Gen Ontology (GO) functional descriptions and classification

The assembled transcript isoforms were first clustered (Cd-Hit-Est, id. 95%) and searched (blastx, 1E-10) against the Uniprot-tremble database. For the functional classification, matches were compared to the GO association Uniprot database downloaded from GOTreePlus (http://hcil.snu.ac.kr/research/gotreeplus), and their GO terms retrieved. GO functional categorization was visualized with GOTreePlus [35]. BiNGO [36] was used to perform hypergeometric statistical test of significance (p-value < 0.05) to assess GO term enrichment. BiNGO highlights GO terms found within a gene list more often than expected by chance. To adjust for multiple hypotheses testing, a Benjamini & Hochberg false rate discovery correction was performed to control the type I error rate [37].
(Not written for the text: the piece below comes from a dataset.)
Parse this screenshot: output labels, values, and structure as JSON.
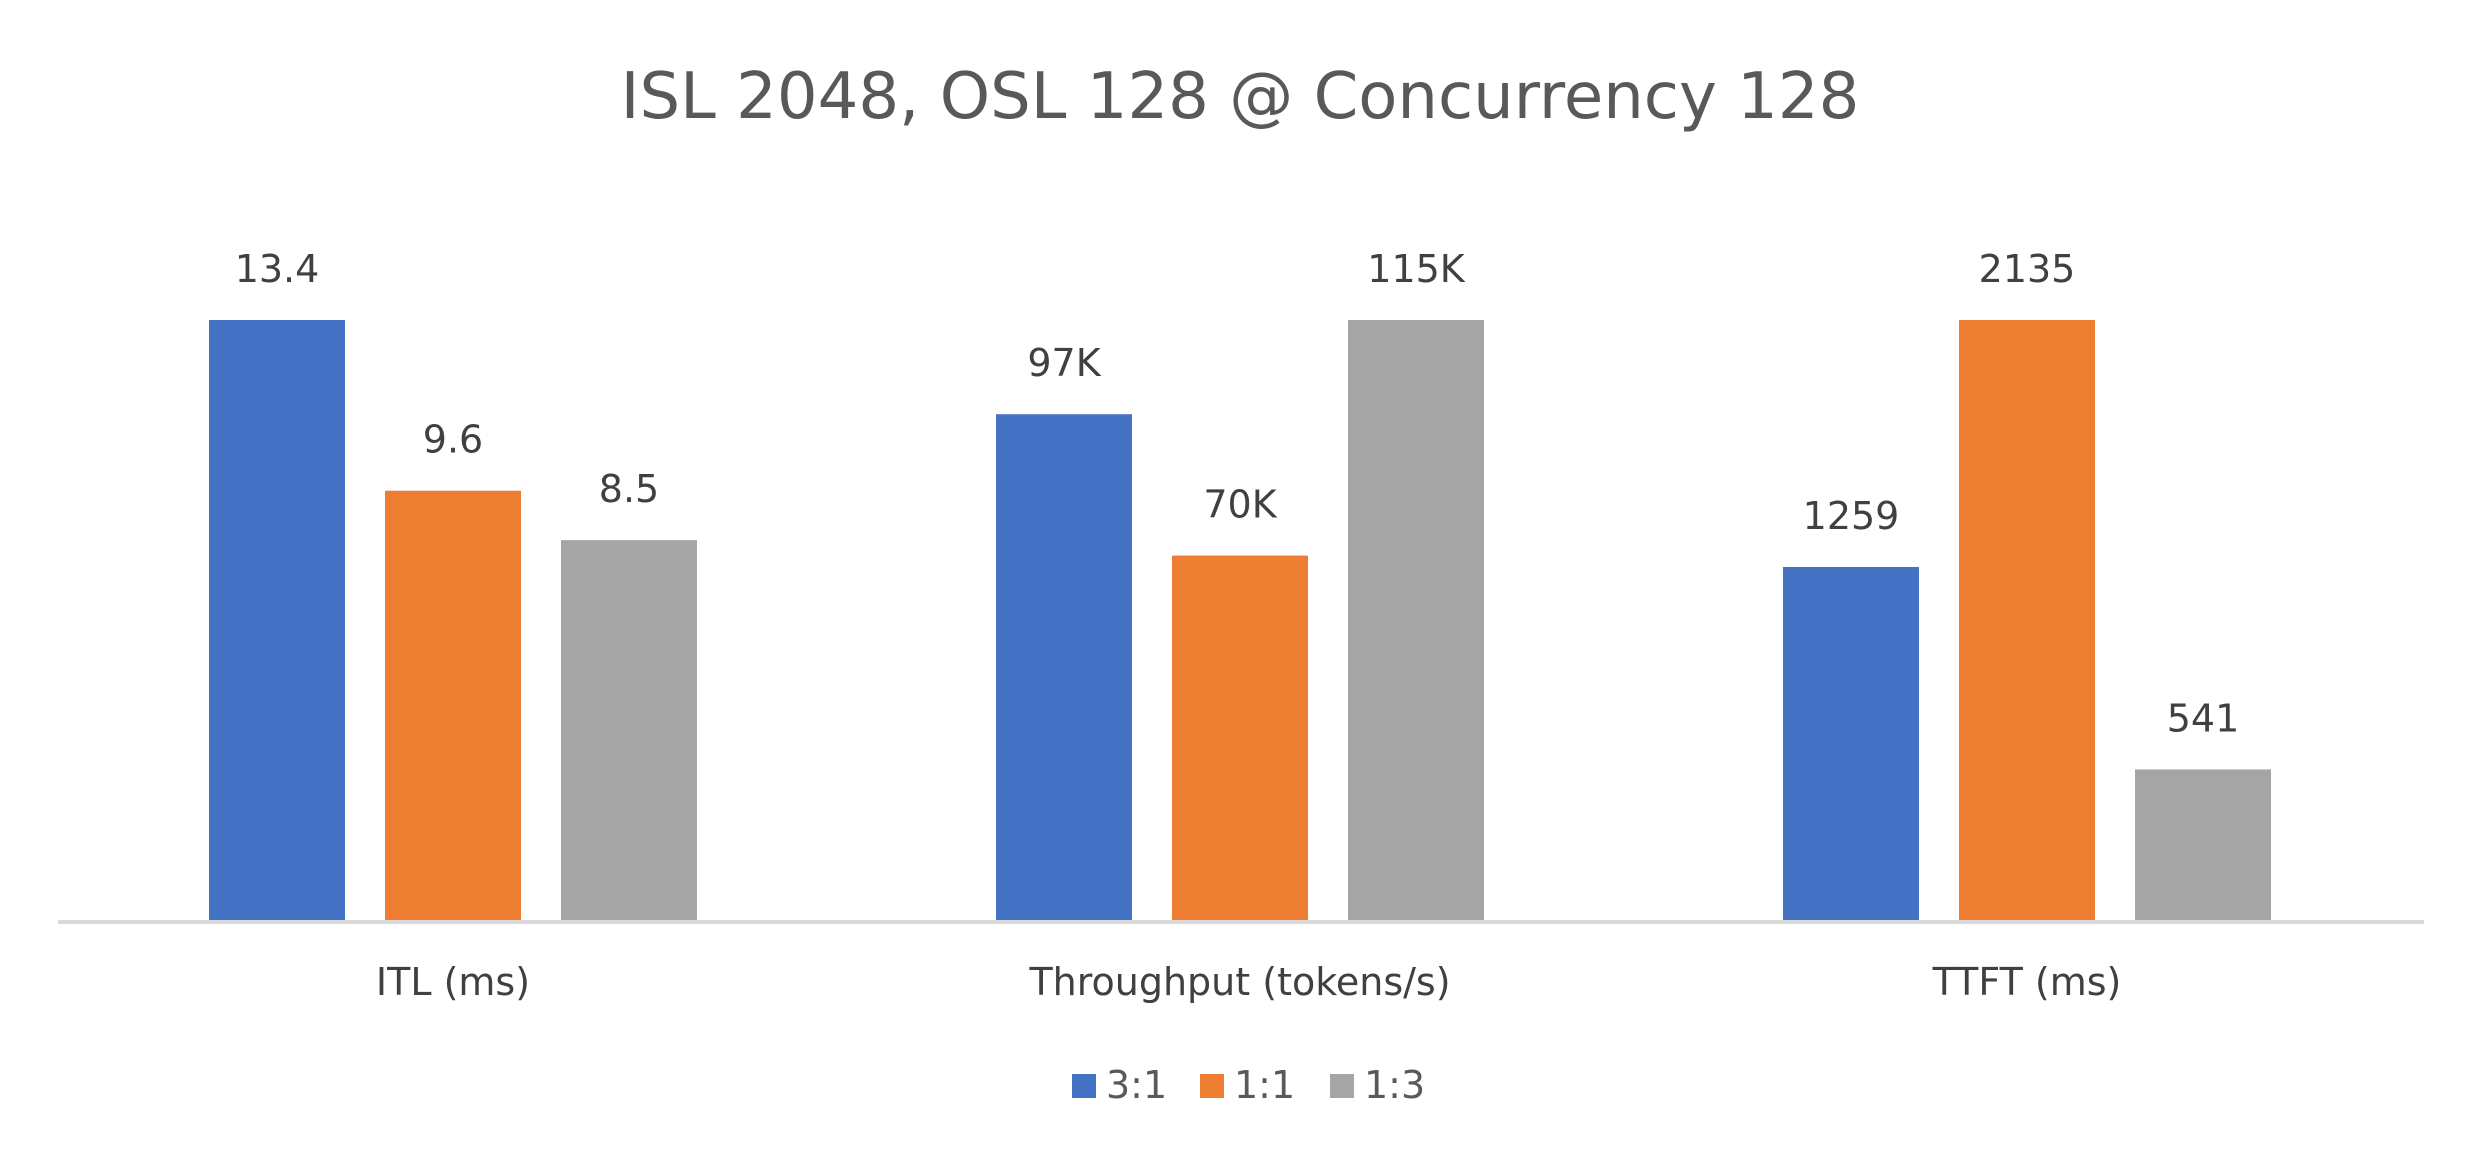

Scrutiny of transcript diversity and abundance was performed with MapMan [38]. The barley (Hordeum vulgare) Hvu_Affy database of annotated terms (http://mapman.gabipd.org) was used as reference. Accordingly, oat transcripts were first compared (blastn, 1E-5, 50% id.) against the Hvu_Affy sequences downloaded from the Affymetrix® website (http://www.affymetrix.com). To quantify transcript abundance, raw gene expression counts were computed as the number of the original Illumina reads that mapped back to the de novo assembled transcript isoform sequences. Alignment of the pair-end reads was performed by means of Bowtie [39], with default parameters. Transcript expression counts were calculated as the number of unique reads which aligned to the transcript assemblies, and were normalized with the RPKM method (Reads Per Kilobase of transcript model per Million mapped reads) as described in [40], using the Bowtie output mapped counts and customized scripts. For color-coded representation (heat map), the log2 of the RPKM-normalized expression counts was used. For pile-up representation of reads in Figure 4, Bowtie aligned output reads were converted to bam format, sorted, and indexed using the SAM tools [41]. Reads were then visualized with the Integrative Genomics Viewer [42]. Alignment of transcripts in the cases studied was performed with the ClustalW algorithm in the MEGA v.5.05 tool package [43], using by default parameters.

SSR detection

Simple sequence repeats (SSRs) were identified using MISA [44] and filtered to represent unique polymorphisms by customized scripts. The minimum number of nucleotide repeats required was 10 mono-nucleotide repeats, 7 for di-nucleotide, and 5 for other repeats, that is, tri-, tetra-, penta-, and hexanucleotide repeats, and the maximum number of bases interrupting 2 SSRs in a compound SSR was set to 100 bp. Primers design was performed in batch with Primer3 [45], using default parameters and Perl scripts. For the Circos [46] representation, the SSR-harboring transcript sequences were compared (blastx, 1E-10, id 50%) against the predicted Brachypodium distachyon translated coding sequences, retrieving the first match. Genomic positions of the corresponding Brachypodium genes and exons, chromosome localization, as well as the strand in which each gene is located (+/−), were taken from the .gff3 file downloaded from (http://www.phytozome.com/) using a window size of 250 kb. The central position of each gene interval was taken as the location for that gene. Heat map of gene density was calculated using information of both strands and customized scripts.